Billet de Copenhague




Un mot pour décrire l’atmosphère des débats à Copenhague : la folie ! Le tournis. Les ONG manifestent devant un centre de conférence blindé comme un coffre fort, faute de pouvoir y pénétrer et les heurts avec la police sont musclés- bonjour l’image de marque de la rencontre conviviale ! Connie Hedegaarde, la ministre danoise qui présidait la conférence, rend son tablier et passe la main des négociations à son Premier Ministre, laissant derrière elle les pays en développement frustrés et mécontents. A six heures ce soir aucun texte ne pouvait servir de référence à des négociations à venir et alors que bien des versions différentes avaient circulé. Et pourtant ! Et pourtant elle tourne, aurait dit Galilée. Et pourtant elle se réchauffe nous disent les scientifiques preuves à l’appui ! Il est difficile vu les innombrables cris d’alarmes qui ont alerté le monde, qu’un dirigeant ose rentrer chez lui les mains vides en disant : « Pas de conclusion. Pas d’accord ambitieux. Pas d’accord contraignant. Les eaux vont sans doute monter. Votre lopin de terre peut disparaître. Mais je n’ai rien pu faire. » Difficile à imaginer car un échec à Copenhague mettrait la planète en danger.
L’accouchement se révèle donc difficile mais le travail a commencé. De nombreux témoignages poignants en séance plénière comme ceux des chefs de gouvernement d’iles en voie de disparition. Cri d’alarme du Président des Maldives et de celui de la Micronésie dont les terres risquent d’être englouties. Ensemble. Combien de fois n’ai-je pas entendu ce mot aujourd’hui : ensemble. Together. C’est ensemble qu’il faut sauver la planète. Personne ne comprendrait aujourd’hui qu’un état, si puissant soit-il, joue cavalier seul. Ni la Chine, ni les Etats-Unis qui n’ont pas signé le protocole de Kyoto. Certes le G77 , c’est-à-dire le groupe des pays en développement, accorde difficilement sa position à celle de l’Union européenne. La distance politique prise par le G77 s’explique en partie pour des questions de procédure. Connie Hedegaarde, présidente de la Conférence jusqu’à cet après-midi, aurait consulté précocement, pour accélérer les négociations, certains pays industrialisés lors de réunions informelles. D’où un sentiment d’exclusion des pays en développement. Mais plus profondément ces pays ne voient pas toujours pourquoi ils devraient participer à l’effort commun, alors qu’ils sont victimes d’un mode de production et de consommation qui leur est étranger. Quand Chavez lance du haut de la tribune cet après-midi « 7% des pays les plus riches de la planète sont responsables de 50% des émissions de CO2, il se fait applaudir frénétiquement par les pays les plus pauvres. Surtout quand il ajoute : « Le fantôme qui hante ces lieux, c’est le capitalisme ».

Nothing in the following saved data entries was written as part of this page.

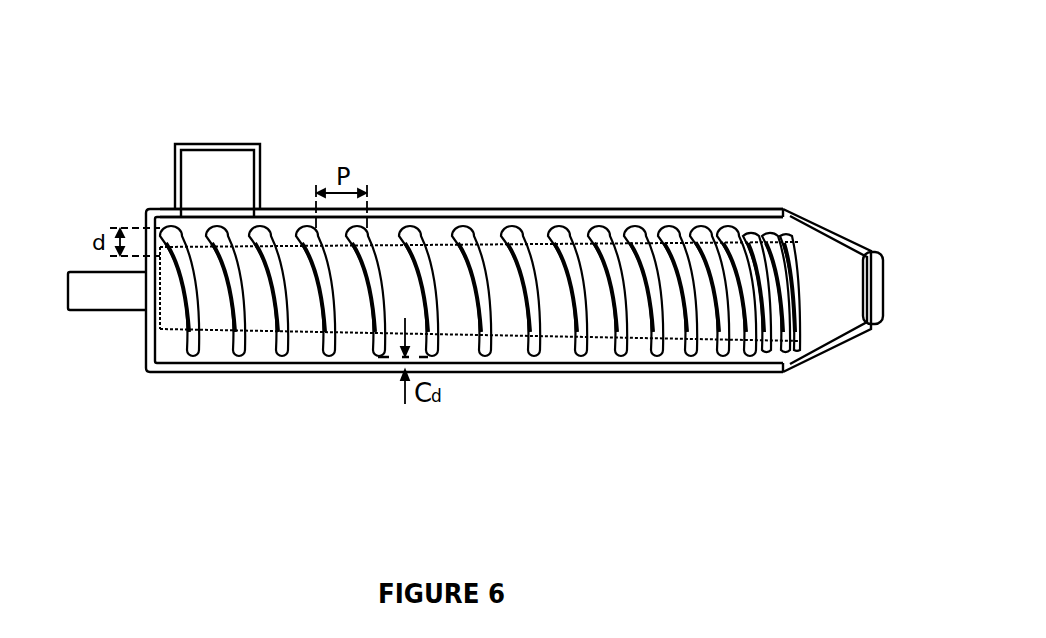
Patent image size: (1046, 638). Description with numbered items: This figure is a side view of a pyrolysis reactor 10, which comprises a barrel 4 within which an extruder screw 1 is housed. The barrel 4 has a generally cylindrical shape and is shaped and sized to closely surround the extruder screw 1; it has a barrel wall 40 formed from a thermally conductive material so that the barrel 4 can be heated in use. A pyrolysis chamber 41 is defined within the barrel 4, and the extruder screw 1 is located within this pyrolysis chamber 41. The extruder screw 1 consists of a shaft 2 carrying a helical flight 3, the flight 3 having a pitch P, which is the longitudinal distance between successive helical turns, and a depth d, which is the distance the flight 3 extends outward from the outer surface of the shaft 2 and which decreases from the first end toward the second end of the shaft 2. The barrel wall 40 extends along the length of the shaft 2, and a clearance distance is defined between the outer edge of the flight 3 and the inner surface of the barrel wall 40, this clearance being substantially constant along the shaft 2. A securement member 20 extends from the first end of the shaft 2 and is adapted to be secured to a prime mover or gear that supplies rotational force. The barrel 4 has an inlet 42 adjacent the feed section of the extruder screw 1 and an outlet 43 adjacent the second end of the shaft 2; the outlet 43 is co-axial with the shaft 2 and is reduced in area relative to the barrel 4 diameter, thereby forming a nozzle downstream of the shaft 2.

The extruder screw 1 is at (254, 463).
The shaft 2 is at (632, 330).
The flight 3 is at (335, 341).
The barrel 4 is at (441, 209).
The pyrolysis reactor 10 is at (775, 65).
The securement member 20 is at (100, 293).
The barrel wall 40 is at (586, 216).
The pyrolysis chamber 41 is at (285, 222).
The inlet 42 is at (197, 147).
The outlet 43 is at (873, 307).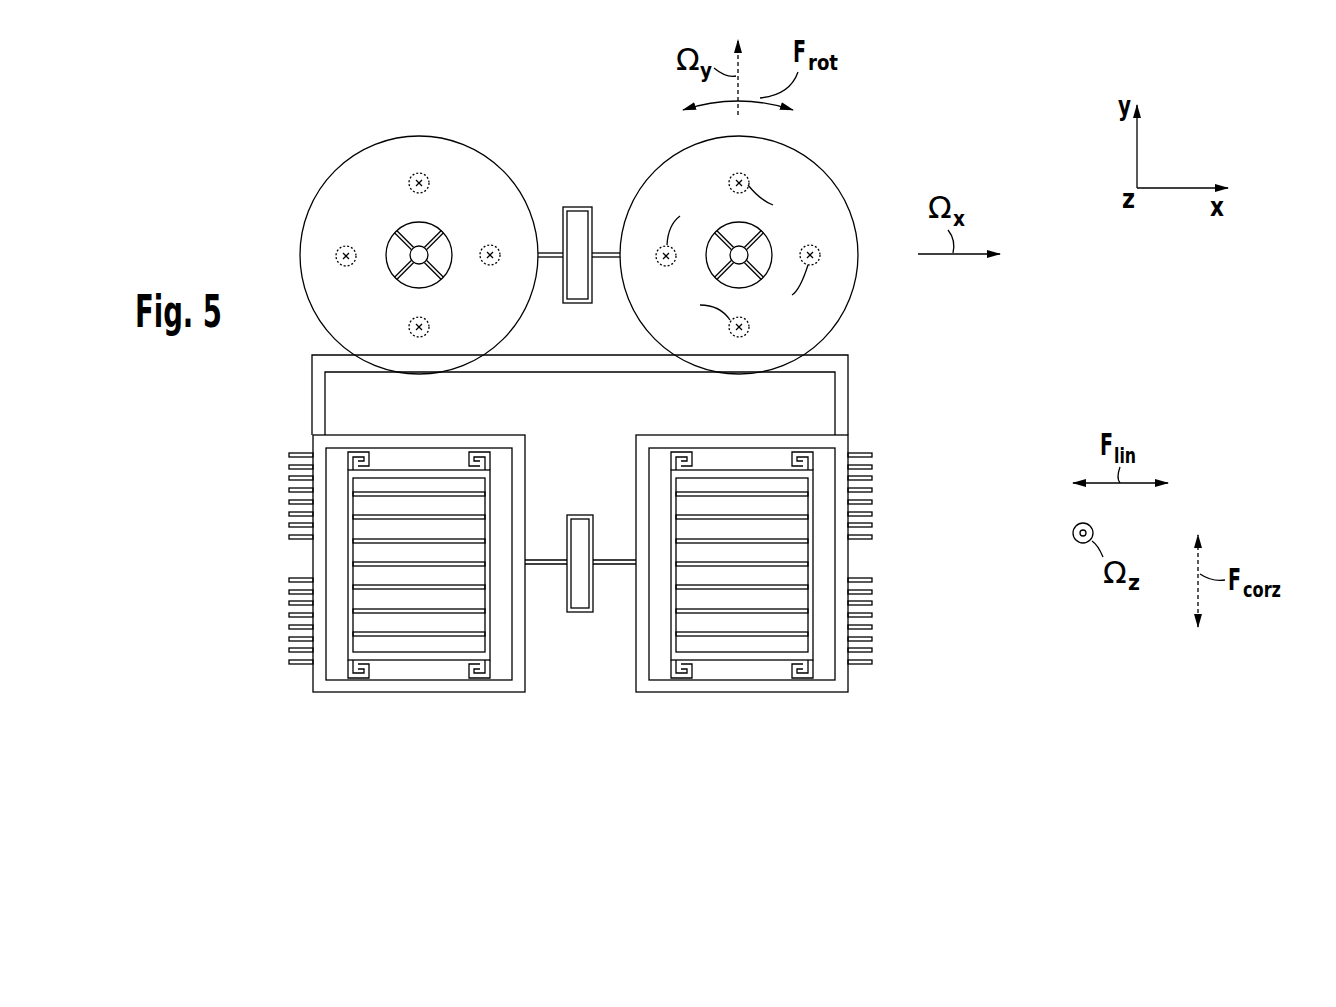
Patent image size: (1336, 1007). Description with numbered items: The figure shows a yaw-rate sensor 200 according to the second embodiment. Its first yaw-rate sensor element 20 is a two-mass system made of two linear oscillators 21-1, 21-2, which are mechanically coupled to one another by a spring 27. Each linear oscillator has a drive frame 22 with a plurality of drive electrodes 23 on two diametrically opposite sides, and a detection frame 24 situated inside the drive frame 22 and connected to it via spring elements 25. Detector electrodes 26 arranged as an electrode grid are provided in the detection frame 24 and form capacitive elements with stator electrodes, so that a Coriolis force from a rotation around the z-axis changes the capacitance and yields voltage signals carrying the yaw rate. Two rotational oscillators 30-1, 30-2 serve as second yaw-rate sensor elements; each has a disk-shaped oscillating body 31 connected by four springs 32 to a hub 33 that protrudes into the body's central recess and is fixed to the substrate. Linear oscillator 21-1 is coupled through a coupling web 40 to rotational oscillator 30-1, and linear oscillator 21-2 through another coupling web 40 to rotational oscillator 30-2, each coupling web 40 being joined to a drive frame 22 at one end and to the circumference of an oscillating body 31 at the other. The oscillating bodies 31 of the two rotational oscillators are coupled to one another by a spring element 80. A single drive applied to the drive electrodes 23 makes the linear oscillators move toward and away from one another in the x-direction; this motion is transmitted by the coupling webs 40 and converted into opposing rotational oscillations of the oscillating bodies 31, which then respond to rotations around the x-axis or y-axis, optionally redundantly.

The first yaw-rate sensor element 20 is at (250, 423).
The linear oscillator 21-1 is at (415, 700).
The linear oscillator 21-2 is at (752, 700).
The drive frame 22 is at (368, 688).
The drive electrodes 23 is at (863, 670).
The detection frame 24 is at (460, 657).
The spring elements 25 is at (673, 458).
The detector electrodes 26 is at (430, 495).
The spring 27 is at (583, 612).
The rotational oscillator 30-1 is at (415, 128).
The rotational oscillator 30-2 is at (848, 155).
The oscillating body 31 is at (357, 192).
The springs 32 is at (415, 262).
The hub 33 is at (419, 260).
The coupling web 40 is at (320, 405).
The spring element 80 is at (578, 207).
The yaw-rate sensor 200 is at (963, 640).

C’est pourquoi, même avec un accord financier favorable aux pays les plus pauvres du G77 pour permettre une adaptation des pays en développement aux défis du changement climatique nous ne les mettrons pas dans notre camp sans introduire, dans nos relations diplomatiques, un sentiment de confiance et d’égalité. Sans quoi, ils se contenteront de nous présenter l’ardoise, sans participer à l’effort commun. Pour moi, le plus grand enjeu de Copenhague c’est sans doute celui là. L’avenir va-t-il voir le fossé entre le Nord et le Sud s’agrandir, ou allons-nous ensemble lutter contre le changement climatique. Avec bien entendu, nos différences et nos moyens respectifs. Le G77 est loin d’être un groupe homogène puisqu’il regroupe des pays aussi différents que la Chine ou les Maldives. Aujourd’hui ce groupe se raccroche au protocole de Kyoto, contraignant, certes mais qui ne concerne que 30% des émissions de CO2 et est boudé par de grands acteurs comme la Chine et les Etats-Unis. Kyoto est totalement insuffisant aujourd’hui. Il nous faut donc un accord ambitieux, contraignant et partagé par tous. L’accouchement va être difficile, le bébé se présente mal, mais le monde entier retient son souffle C’est bientôt Noël à Copenhague et il neige déjà : on croise les doigts en espérant un petit miracle.